While acknowledging the high stakes of the CPS issues on the November ballot, the CFT does not plan any traditional paid media advertising before Election Day.

The video might have been a little too viral. Kraus and Horowitz both say they were surprised to learn that the Enquirer had quoted the video in an article published Wednesday morning, before the e-mail blast.

Mitt's early start in Ohio

Granted, Ohio is not a top priority for any of the presidential candidates, Democratic or Republican, with its March primary likely to be a so-what affair.

But, nonetheless, Mitt Romney is light years ahead of the opposition when it comes to building a general-election campaign here.

It's one of his best fundraising states, thanks to Carl and Craig Lindner, the Pied Pipers of GOP fundraising who signed on with Mitt early and brought a lot of their corporate buddies with them.

Romney's campaign has also signed on two state legislators from opposite ends of the state to tout his candidacy - State Sen. Kevin Coughlin of Cuyahoga Falls to handle the north end of the state, State Rep. Shannon Jones of Springboro to handle Ohio south of Interstate 70.

The latest news from the Romney camp is that they have signed on a veteran GOP operator as their Ohio state campaign director - David Gallagher, who helped elect Mike DeWine to the U.S. Senate and was part of the Bush-Cheney team that won Ohio in 2004.

Gallagher has been working on GOP campaigns in Nevada for the past couple of years.

The only other GOP candidate to have a high-profile endorsement in Ohio is John McCain, whose state campaign chairman will be DeWine, his former Senate buddy. But there is no hint of any kind of McCain campaign organization in Ohio. Nor for any of the other GOP contenders.

Better get crackin'. Mitt's starting to suck all the air out of the room.

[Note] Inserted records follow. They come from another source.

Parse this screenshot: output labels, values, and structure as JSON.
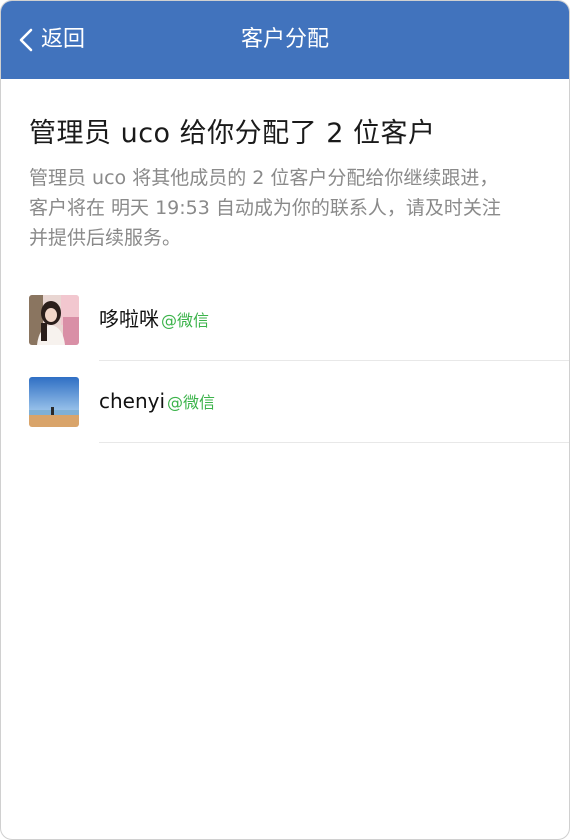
{
  "navbar": {
    "back_label": "返回",
    "title": "客户分配",
    "background_color": "#4173bd"
  },
  "notice": {
    "headline": "管理员 uco 给你分配了 2 位客户",
    "description_lines": [
      "管理员 uco 将其他成员的 2 位客户分配给你继续跟进，",
      "客户将在 明天 19:53 自动成为你的联系人，请及时关注",
      "并提供后续服务。"
    ]
  },
  "customers": [
    {
      "name": "哆啦咪",
      "source": "@微信",
      "avatar": "portrait-photo"
    },
    {
      "name": "chenyi",
      "source": "@微信",
      "avatar": "beach-photo"
    }
  ],
  "colors": {
    "source_tag": "#3bb34a"
  }
}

Wednesday, October 17, 2007

Goering becomes target

Things got a little ugly on the sales tax front Wednesday when Hamilton County Treasurer Rob Goering, a Republican, announced he was against the jail sales tax increase.

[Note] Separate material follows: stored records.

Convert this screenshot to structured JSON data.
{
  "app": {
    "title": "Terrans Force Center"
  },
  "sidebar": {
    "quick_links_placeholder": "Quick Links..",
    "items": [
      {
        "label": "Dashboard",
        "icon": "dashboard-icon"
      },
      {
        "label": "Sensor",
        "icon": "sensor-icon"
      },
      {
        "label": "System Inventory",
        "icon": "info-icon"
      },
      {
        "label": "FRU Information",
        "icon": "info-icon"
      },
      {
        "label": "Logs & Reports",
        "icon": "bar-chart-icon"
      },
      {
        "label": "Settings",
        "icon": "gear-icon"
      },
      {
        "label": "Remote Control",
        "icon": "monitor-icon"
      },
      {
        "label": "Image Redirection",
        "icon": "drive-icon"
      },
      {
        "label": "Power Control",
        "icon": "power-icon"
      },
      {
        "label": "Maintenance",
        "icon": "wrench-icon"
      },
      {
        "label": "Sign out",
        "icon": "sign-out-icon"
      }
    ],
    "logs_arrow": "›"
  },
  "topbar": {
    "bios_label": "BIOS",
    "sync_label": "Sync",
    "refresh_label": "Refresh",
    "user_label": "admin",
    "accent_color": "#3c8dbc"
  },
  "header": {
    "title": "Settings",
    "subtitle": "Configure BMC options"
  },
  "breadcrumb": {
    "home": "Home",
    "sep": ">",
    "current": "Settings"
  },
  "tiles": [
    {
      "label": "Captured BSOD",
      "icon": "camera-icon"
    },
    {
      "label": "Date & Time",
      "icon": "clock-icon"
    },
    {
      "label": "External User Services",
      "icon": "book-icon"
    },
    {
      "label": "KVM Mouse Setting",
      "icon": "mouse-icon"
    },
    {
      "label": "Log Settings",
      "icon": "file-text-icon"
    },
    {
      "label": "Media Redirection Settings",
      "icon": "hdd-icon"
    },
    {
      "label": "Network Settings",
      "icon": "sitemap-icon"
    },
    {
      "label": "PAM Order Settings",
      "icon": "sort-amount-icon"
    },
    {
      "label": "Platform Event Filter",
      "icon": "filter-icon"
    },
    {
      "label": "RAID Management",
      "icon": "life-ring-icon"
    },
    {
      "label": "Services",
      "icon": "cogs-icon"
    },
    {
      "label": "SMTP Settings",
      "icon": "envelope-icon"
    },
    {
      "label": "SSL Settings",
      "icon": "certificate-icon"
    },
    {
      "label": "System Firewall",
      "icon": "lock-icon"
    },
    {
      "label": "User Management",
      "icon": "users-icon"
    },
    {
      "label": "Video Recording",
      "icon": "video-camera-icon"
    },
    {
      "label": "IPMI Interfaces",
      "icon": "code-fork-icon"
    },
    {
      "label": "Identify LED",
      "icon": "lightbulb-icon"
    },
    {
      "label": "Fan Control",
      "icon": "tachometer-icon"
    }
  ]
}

He might have just as well posted a target on his forehead.

The ugliness started in the morning when opposition camp chairman Jason Gloyd put out the press release, announcing Goering is encouraging a "no" vote. It included an expected quote from Goering "The commissioners want to have lots of extra funds to spend on who knows what... I can't figure it out and I don't think voters can either."

And Gloyd noted the treasurer "took the time to carefully analyze the jail tax proposal and concluded-- as each of us has -- that this is a super-sized jail tax that we simply cannot afford."
Not so, said Commissioner David Pepper, a Democrat.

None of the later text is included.